Improve your search result relevance without altering the weightings in the ranking algorithm
There are many factors that affect the quality of ranking for a search, many of which do not involve adjustments to the weightings used by Funnelback’s ranking algorithm. This guide provides a general overview of what should be considered when attempting to improve search result rankings.
Check the following things before diving into a deeper analysis and attempting to change ranking parameters.
Are pages missing from the index?
One of the most common cause of ranking problems is pages missing from the index. This can occur for a range of reasons such as:
-
misconfigured crawler include or exclude patterns,
-
robots.txt
and metadata directives preventing pages from being crawled or indexed, -
discontinuities in the crawl path (e.g. JavaScript links),
-
authenticated pages/sites,
-
filter errors (e.g. password protected PDF documents), and
-
crawler configuration heuristics limiting the crawl (e.g. maximum link distance, URL length, pages per directory).
See: search results is missing a particular URL for a comprehensive guide on troubleshooting missing URLs.
Is there a lot of useless content in the index?
The search results can only be as good as the content that is included within the index. If there is too much noise in the search index then the result quality will drop. A good technique that can improve ranking is to ensure that only suitable content is included within the search index.
-
Add crawler exclude patterns or robots directives to eliminate low quality search results.
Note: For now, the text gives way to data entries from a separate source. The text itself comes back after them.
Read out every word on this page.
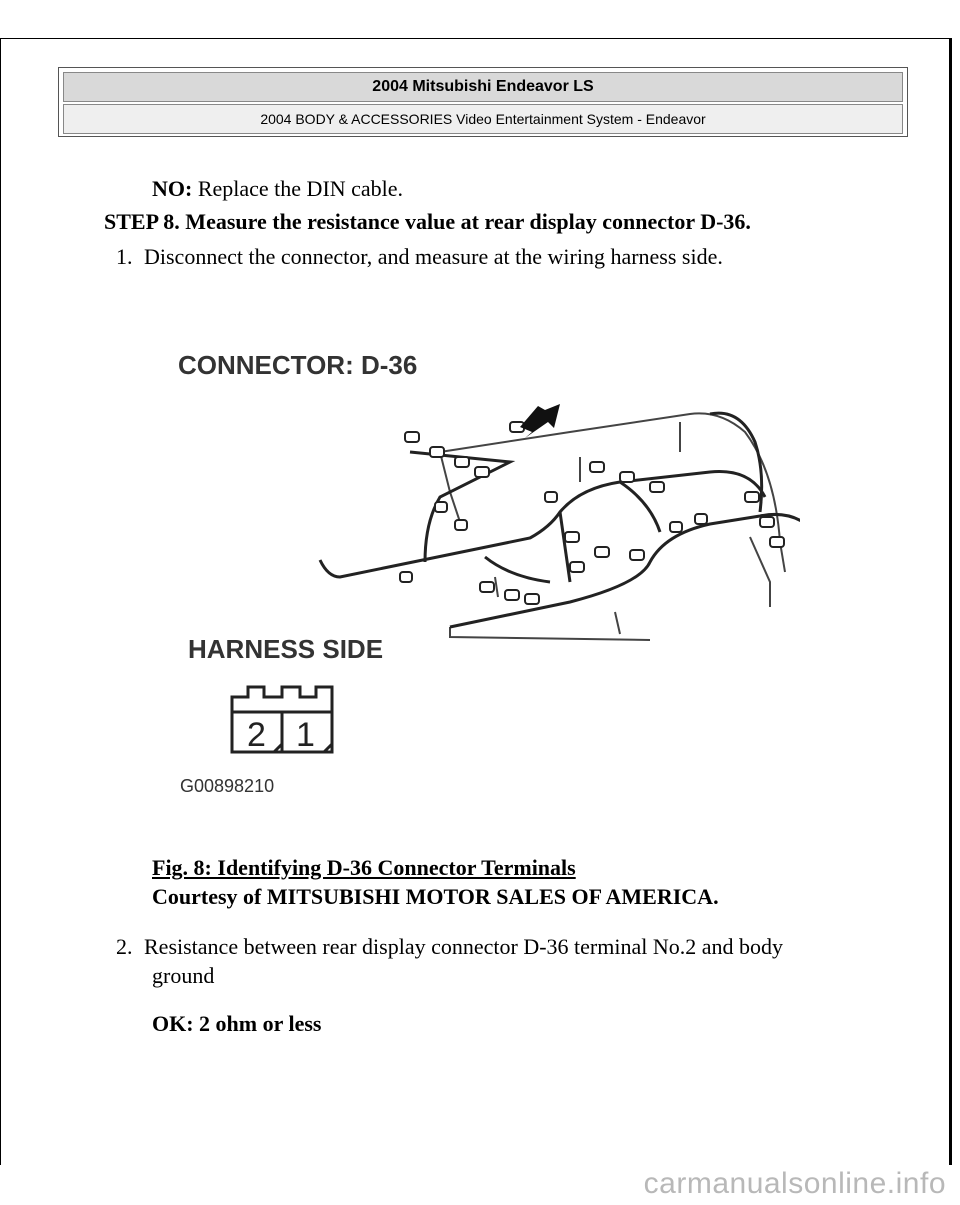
2004 Mitsubishi Endeavor LS
2004 BODY & ACCESSORIES Video Entertainment System - Endeavor
NO: Replace the DIN cable.
STEP 8. Measure the resistance value at rear display connector D-36.
1. Disconnect the connector, and measure at the wiring harness side.
CONNECTOR: D-36
HARNESS SIDE
2 1
G00898210
Fig. 8: Identifying D-36 Connector Terminals
Courtesy of MITSUBISHI MOTOR SALES OF AMERICA.
2. Resistance between rear display connector D-36 terminal No.2 and body
ground
OK: 2 ohm or less
carmanualsonline.info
Low quality content can include things like dynamically generated calendars, outdated manuals, and category listing pages.
-
Sometimes organizations such as universities have authenticated sub-sites that need to be found in their website public search so that users can find the login page. In these cases, it’s best to add either an unauthenticated landing page or a curation to help users find the login page.
-
Define canonical URLs in your web content to ensure pages are stored with the correct URLs and eliminate potential duplicate content.
-
Use Funnelback noindex tags in your website templates to hide non-content parts of web pages (such as the header/footer and site navigation).
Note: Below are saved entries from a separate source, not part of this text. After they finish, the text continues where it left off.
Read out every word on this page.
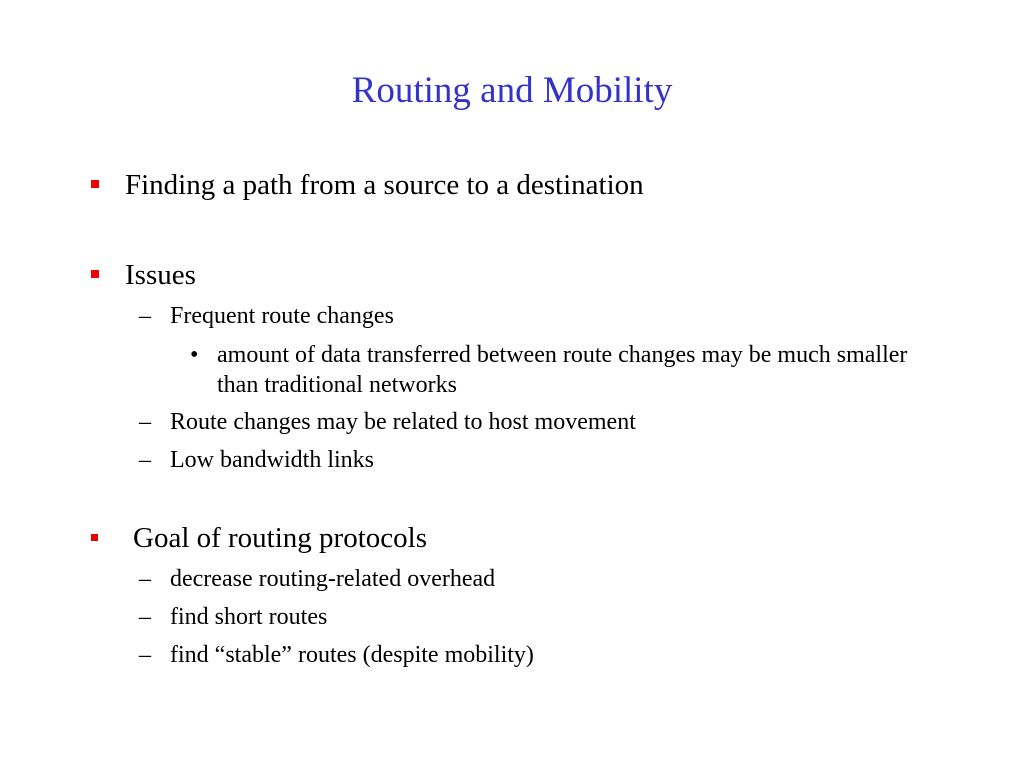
Routing and Mobility
Finding a path from a source to a destination
Issues
– Frequent route changes
• amount of data transferred between route changes may be much smaller than traditional networks
– Route changes may be related to host movement
– Low bandwidth links
Goal of routing protocols
– decrease routing-related overhead
– find short routes
– find “stable” routes (despite mobility)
Use synonyms, curator and query blending to improve your ranking
There’s often a difference between the words a user knows, and the words you use in your content. Use tools such as synonyms to overcome these language barriers.
-
Add synonyms for any searches that are failing due to mismatches in terminology (e.g. jobs, careers, employment).
-
Add curations for any searches that don’t have content in the index. E.g. a bank that doesn’t offer total and permanent disability insurance might want to direct users to their employment insurance product (which may lie outside of the search index).
-
Using Funnelback query blending feature to fix mismatches in US vs. UK spelling.
Use of non-default ranking settings
Another cause of ranking problems is the existence of ranking settings that have been set incorrectly, or set on an earlier Funnelback version and that are no longer optimal for your version.
Ranking is configured using query processor options, which can either be set as a configuration setting (query_processor_options
) and/or done through CGI parameters in the HTML search form itself.
Check the query processor options for any ranking related settings that indicate a non-default ranking configuration is in use. If you find any such settings, it might be worth checking whether the default ranking (i.e. all query processor options removed) improves search quality. A common custom ranking setting to look for is Same-Site Suppression (SSS), which shows search results over a broad range of website paths rather than search results all from the same path.
User click feedback misconfiguration
Funnelback’s click feedback system ensures the ranking system continues to improve with each search. If ranking appears to be suboptimal, it could be that click feedback is not operating correctly. This generally happens due to one of these conditions:
-
The search results are not using the click links.
-
Click feedback is disabled. Check that the ‘click_tracking’ setting in the results page configuration is not set to ‘false’ (it is enabled by default).
-
A misconfiguration in the click feedback settings. Check the configuration for
click_data.week_limit
,click_data.num_archived_logs_to_use
, and click_data_archive_dirs_collection_cfg
settings.
Once click feedback is enabled, it will generally require a couple of months of search traffic to learn the optimal ranking.
See: using click data to improve rankings for further information.